Коробейники - Арнольд Каштанов 9 стр.


«Куда мы идем?» — спросил Юшков в коридоре. Она сказала: «Вам же нужно четыре вагона».

Перед кабинетом Борзунова стояла очередь. Замыкал ее гром­коголосый киевлянин. Он уже не разглагольствовал, а жадно при­слушивался к разговорам. Ирина Сергеевна провела Юшкова мимо очереди. Борзунов сказал: «А-а, кого я вижу!» Лицо против его воли оставалось насмешливым, и получалось, будто бы он произносил приветливые слова не всерьез, а лишь изображая человека, который произносил бы их всерьез. Однако был рад, усадил, болтал о пустя­ках. Ирина Сергеевна потрогала землю в цветочных горшках на по­доконнике, упрекнула начальника: «Кто тут у тебя за цветами смот­рит, скоро завянут». Занялась ими.

Приведя Юшкова, она тем самым сделала для него все, что бы­ло нужно. Больше от нее ничего не требовалось. «Что, Ириша,— ска­зал наконец Борзунов,— два вагона ему сделаем?»

Юшков стал объяснять про свои шесть вагонов. Борзунов за­скучал. Он ждал благодарности, а его опять уговаривали. Ирина Сергеевна обрывала желтые листья на цветах. Сказала, не оборачи­ваясь: «Я в цех звонила. У них второй ковш получился.

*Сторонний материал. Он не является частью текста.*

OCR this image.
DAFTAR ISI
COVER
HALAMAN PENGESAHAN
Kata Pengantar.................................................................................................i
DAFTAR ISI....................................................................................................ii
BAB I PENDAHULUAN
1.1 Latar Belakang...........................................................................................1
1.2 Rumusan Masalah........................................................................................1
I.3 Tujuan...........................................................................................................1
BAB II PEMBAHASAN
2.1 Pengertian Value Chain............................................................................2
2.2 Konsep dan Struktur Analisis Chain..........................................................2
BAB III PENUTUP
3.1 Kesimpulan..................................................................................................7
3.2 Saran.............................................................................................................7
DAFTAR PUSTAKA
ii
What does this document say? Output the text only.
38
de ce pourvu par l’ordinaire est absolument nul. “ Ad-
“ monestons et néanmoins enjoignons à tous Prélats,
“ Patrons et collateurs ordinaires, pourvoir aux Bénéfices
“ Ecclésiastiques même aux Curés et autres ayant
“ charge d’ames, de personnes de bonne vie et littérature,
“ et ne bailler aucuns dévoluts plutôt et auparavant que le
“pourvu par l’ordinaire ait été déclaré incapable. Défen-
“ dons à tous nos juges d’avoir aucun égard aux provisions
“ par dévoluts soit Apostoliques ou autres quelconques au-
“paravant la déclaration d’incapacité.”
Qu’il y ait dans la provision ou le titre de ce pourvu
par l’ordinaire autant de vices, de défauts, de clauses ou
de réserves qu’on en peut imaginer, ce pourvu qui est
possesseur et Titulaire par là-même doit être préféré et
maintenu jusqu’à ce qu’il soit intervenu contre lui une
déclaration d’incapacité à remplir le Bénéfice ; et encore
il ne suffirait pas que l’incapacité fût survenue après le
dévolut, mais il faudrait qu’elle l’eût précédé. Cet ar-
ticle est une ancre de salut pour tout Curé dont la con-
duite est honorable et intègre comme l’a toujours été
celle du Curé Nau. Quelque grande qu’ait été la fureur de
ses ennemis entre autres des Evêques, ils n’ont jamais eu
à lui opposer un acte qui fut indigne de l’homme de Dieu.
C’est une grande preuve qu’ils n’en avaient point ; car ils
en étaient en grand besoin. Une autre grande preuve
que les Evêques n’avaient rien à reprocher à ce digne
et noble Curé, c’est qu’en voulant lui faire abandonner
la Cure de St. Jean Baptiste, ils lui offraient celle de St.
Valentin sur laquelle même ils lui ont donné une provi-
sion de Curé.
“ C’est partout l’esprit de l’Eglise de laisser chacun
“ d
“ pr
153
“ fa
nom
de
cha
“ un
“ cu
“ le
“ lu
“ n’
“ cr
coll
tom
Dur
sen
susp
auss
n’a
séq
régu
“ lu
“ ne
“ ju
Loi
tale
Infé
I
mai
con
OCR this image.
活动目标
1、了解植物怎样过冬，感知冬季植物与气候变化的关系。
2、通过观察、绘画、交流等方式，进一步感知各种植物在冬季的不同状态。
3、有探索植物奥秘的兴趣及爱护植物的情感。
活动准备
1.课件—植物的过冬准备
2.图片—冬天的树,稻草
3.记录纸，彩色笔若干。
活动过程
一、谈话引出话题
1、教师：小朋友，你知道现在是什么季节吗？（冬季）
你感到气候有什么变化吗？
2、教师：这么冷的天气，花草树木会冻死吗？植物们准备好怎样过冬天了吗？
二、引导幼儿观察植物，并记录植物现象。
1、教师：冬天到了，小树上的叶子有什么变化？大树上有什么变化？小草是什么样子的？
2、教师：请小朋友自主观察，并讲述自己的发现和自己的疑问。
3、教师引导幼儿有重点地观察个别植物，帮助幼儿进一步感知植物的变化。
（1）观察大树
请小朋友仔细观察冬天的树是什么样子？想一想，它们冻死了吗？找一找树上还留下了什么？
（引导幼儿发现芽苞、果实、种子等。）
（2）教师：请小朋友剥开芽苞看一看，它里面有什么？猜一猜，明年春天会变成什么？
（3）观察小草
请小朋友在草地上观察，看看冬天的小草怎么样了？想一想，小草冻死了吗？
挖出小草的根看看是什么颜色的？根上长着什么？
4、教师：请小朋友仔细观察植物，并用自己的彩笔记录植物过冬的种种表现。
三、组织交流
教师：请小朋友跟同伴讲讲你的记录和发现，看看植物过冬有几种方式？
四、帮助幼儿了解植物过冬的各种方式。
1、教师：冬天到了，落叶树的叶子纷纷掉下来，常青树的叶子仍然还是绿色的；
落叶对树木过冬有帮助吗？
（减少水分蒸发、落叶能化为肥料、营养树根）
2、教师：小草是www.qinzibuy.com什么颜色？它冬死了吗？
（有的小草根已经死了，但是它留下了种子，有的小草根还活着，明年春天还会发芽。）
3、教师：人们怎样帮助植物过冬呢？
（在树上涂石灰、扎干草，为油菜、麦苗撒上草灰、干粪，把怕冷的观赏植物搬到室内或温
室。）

Закладыва­ют третий», «Четыре вагона сделаем, — решил Борзунов.— Осталь­ное — как получится». Ирина Сергеевна тут же позвонила диспетче­ру блюминга: «Один ковш на тридцать шестой заказ».

В коридоре Юшков сказал: «Осталось еще два вагона».— «Боль­ше он не мог вам дать,— холодно ответила Ирина Сергеевна.— Если получится третий ковш, тогда видно будет».— «Я не понимаю этой арифметики,— сказал он.— Почему четыре, а не три и не пять?» «А почему вы капризничаете? — рассердилась она.— Я вам чем-нибудь обязана?» Он запнулся: «Простите. Спасибо вам».— «Игоря бла­годарите. Я не повела бы вас, если бы он не просил. Он бы первый попрекнул меня любимчиком».— «Когда будет известно о третьем ковше?» — «Звоните в конце дня».

Шагая под белым, как огнеупорный свод печи, обжигающим не­бом к сортопрокатному, Юшков вспоминал свой заискивающий го­лос и морщился. Вошел через стальную калитку в цех, в прохладу. Вентиляторы гнали освежающий воздух. В застекленной конторке Володя подписывал мятые, захватанные грязными руками сертифика­ты. «Пошел тридцать шестой заказ,— предупредил Юшков.— Давай, Володя, обойдемся на этот раз без неприятностей». Тот поднял го­лову как человек, которого вывели из глубокой сосредоточенности. Изможденное лицо изображало достоинство: «Если Володя сказал, он своему слову хозяин». Юшков едва удержался, чтобы не изви­ниться.

Рабочий день в производственном отделе кончался в четыре. Юшков пришел на несколько минут раньше. Перед столом Ирины Сергеевны стояли люди. Было несколько новых, приехавших после воскресенья. Ирина Сергеевна быстро взглянула, и он понял, что она ждала его и случилось что-то неожиданное и неприятное. В очереди тоже заметили, что она не в духе, никто не спорил с ней, и вскоре не осталось никого. Ирина Сергеевна подхватила сумочку и сказа­ла: «Третий ковш не получился, но вас это пусть не волнует. Бор­зунов распорядился, чтобы вам выдали шесть вагонов». А он уже решил было, что отобрали его сталь. «Требуй у меня все что хо­чешь»,— сказал он.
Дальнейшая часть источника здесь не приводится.